The last of the Ariane 4 expendable launchers completed its final mission on 15 February 2003. This particular type of launch vehicle design lasted for 15 years and successfully completed 113 launches for a range of government and commercial ventures, capturing 50 per cent of the commercial satellite market at one point during its service career. So what was it about the Ariane 4 that made it so popular across the globe?
Ariane4was the culmination of technology from three generations of Ariane launcher before it. It started out as the European Space Agency’s (ESA’s) attempt to compete with already well-established space organizations like NASA. Europe had tried and failed to develop a space launch vehicle for a decade, so in 1973 the newly formed ESA made a concerted effort to build one, led by France. Ariane 1 first flew in 1979 and, by the time Ariane 4 took to the skies, the launcher was capable of transporting a 2,700-kilogram (5,900-pound) satellite into geostationary orbit.
Key to Ariane 4’s success was its versatility. As well as the payload system that could launch two satellites into orbit, there were four variants across the standard model that allowed additional solid/liquid rocket booster attachments.
The basic Ariane 4 model – the AR 40 – had three stages with a total thrust of 590,000 kilograms-force (1.3 million pounds-force). There were four Viking 2B motors in its first stage, one Viking 4B motor in its second stage and an HM7B liquid hydrogen (with liquid oxygen oxidiser) motor in the third. The Ariane4achieved an exemplary 97 per cent success rate over its career, with only three of its 116 launches ending in failure.
Enter the expendables
Taking even a small object into orbit costs a tremendous amount in resources and requires a particularly capable machine, known as expendable launch vehicles (ELVs), so-called because they aren’t recovered for reuse. This might seem wasteful, but there are good reasons why ELVs are sometimes preferable to reusable launch systems. The cost of a shuttle orbiter can run into tens of billions of dollars, plus recovery and maintenance costs it incurs for each successive launch. The most advanced and expensive version of the Ariane 4 (the 44L), meanwhile, costs in the region of GBP 60 million ($100 million) – pocket change for the likes of NASA and major telecommunications companies interested in sending unmanned craft into orbit. A reusable shuttle also requires a much more protective structure and a recovery system, which reduce its payload capacity.
Getting to LEO
Any object that orbits the Earth below an altitude of 2,000 kilometres (1,240 miles) is considered to be in low-Earth orbit (LEO). Below an altitude of 200 kilometres (120 miles) an object experiences rapid orbital decay and will crash into our planet. Below 300 kilometres (186 miles) atmospheric drag makes changes in trajectory (delta-v) prohibitive in energy costs, so the majority of man-made satellites are placed between 300 and 500 kilometres (186 and 310 miles).

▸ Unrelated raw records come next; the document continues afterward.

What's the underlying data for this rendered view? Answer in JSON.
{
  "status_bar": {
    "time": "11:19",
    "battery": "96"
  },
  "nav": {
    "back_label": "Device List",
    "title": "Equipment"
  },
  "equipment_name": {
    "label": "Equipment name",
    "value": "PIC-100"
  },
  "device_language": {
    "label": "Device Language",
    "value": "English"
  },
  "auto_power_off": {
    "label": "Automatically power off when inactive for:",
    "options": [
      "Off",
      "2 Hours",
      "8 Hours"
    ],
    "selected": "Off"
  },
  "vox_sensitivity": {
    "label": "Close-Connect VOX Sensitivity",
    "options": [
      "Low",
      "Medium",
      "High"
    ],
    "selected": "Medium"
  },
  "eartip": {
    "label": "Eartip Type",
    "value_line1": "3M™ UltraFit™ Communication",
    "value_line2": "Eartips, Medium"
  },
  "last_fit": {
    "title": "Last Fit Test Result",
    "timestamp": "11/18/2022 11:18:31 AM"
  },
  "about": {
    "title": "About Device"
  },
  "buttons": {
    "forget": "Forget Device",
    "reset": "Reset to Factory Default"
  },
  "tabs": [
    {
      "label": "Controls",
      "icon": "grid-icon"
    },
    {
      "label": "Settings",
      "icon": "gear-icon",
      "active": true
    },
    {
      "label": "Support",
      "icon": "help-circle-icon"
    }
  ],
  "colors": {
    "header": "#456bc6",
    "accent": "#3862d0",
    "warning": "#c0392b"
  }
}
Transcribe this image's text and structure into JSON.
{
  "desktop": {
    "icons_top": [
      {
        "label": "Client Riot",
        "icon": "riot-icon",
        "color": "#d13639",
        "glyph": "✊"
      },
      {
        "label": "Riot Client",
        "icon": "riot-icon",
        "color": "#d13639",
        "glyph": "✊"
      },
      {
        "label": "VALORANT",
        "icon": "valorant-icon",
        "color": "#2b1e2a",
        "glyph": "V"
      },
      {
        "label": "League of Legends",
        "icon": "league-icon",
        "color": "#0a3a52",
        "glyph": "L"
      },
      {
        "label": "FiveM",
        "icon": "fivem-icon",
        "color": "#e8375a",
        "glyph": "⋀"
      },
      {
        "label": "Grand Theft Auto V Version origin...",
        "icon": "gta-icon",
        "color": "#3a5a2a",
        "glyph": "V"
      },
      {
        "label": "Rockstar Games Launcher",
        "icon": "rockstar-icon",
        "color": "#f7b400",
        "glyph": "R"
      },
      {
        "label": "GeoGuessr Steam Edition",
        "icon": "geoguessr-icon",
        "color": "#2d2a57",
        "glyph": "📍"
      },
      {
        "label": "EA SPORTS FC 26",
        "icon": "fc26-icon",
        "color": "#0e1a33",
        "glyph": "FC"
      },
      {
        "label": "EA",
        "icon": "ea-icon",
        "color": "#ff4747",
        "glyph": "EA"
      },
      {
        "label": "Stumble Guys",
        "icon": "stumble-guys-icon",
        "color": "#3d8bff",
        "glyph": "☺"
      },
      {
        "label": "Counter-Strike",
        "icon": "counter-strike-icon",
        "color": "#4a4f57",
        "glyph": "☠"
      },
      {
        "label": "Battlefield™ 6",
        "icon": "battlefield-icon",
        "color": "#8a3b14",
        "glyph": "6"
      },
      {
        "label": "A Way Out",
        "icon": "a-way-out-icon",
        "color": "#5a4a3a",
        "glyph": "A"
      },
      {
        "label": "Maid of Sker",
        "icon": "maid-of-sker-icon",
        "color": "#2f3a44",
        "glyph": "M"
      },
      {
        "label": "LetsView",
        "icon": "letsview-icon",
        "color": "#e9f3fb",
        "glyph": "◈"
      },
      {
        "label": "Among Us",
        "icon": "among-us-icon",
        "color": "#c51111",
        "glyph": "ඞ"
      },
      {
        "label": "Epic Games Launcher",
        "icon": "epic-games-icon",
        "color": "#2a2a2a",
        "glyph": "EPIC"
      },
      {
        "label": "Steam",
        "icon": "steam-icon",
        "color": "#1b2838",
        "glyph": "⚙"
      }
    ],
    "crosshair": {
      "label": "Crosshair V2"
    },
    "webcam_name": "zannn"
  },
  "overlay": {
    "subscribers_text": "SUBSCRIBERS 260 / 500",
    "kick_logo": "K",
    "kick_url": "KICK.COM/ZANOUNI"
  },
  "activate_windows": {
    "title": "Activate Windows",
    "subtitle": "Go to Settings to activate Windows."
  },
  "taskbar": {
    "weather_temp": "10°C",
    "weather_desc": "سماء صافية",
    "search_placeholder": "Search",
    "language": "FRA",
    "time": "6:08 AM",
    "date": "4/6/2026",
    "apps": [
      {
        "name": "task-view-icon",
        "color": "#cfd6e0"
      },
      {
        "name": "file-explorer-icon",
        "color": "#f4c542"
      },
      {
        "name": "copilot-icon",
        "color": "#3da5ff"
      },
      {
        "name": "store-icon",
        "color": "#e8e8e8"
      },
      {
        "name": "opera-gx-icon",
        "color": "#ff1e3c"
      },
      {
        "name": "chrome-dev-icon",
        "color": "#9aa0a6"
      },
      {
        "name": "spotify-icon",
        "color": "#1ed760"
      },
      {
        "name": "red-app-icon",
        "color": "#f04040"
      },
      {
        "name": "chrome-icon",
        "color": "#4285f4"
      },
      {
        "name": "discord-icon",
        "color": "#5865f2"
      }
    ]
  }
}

This includes the International Space Station (ISS), whose orbit ranges from just above the 300-kilometre (186-mile) threshold to an altitude of about 400 kilometres (248 miles). In fact, all human spaceflight apart from those of the Apollo programme took place in LEO. The rare exception to the LEO rule are global positioning system (GPS), geostationary and geosynchronous satellites, which need much higher altitudes upwards of 20,000 kilometres (12,430 miles) to achieve an extremely precise orbit.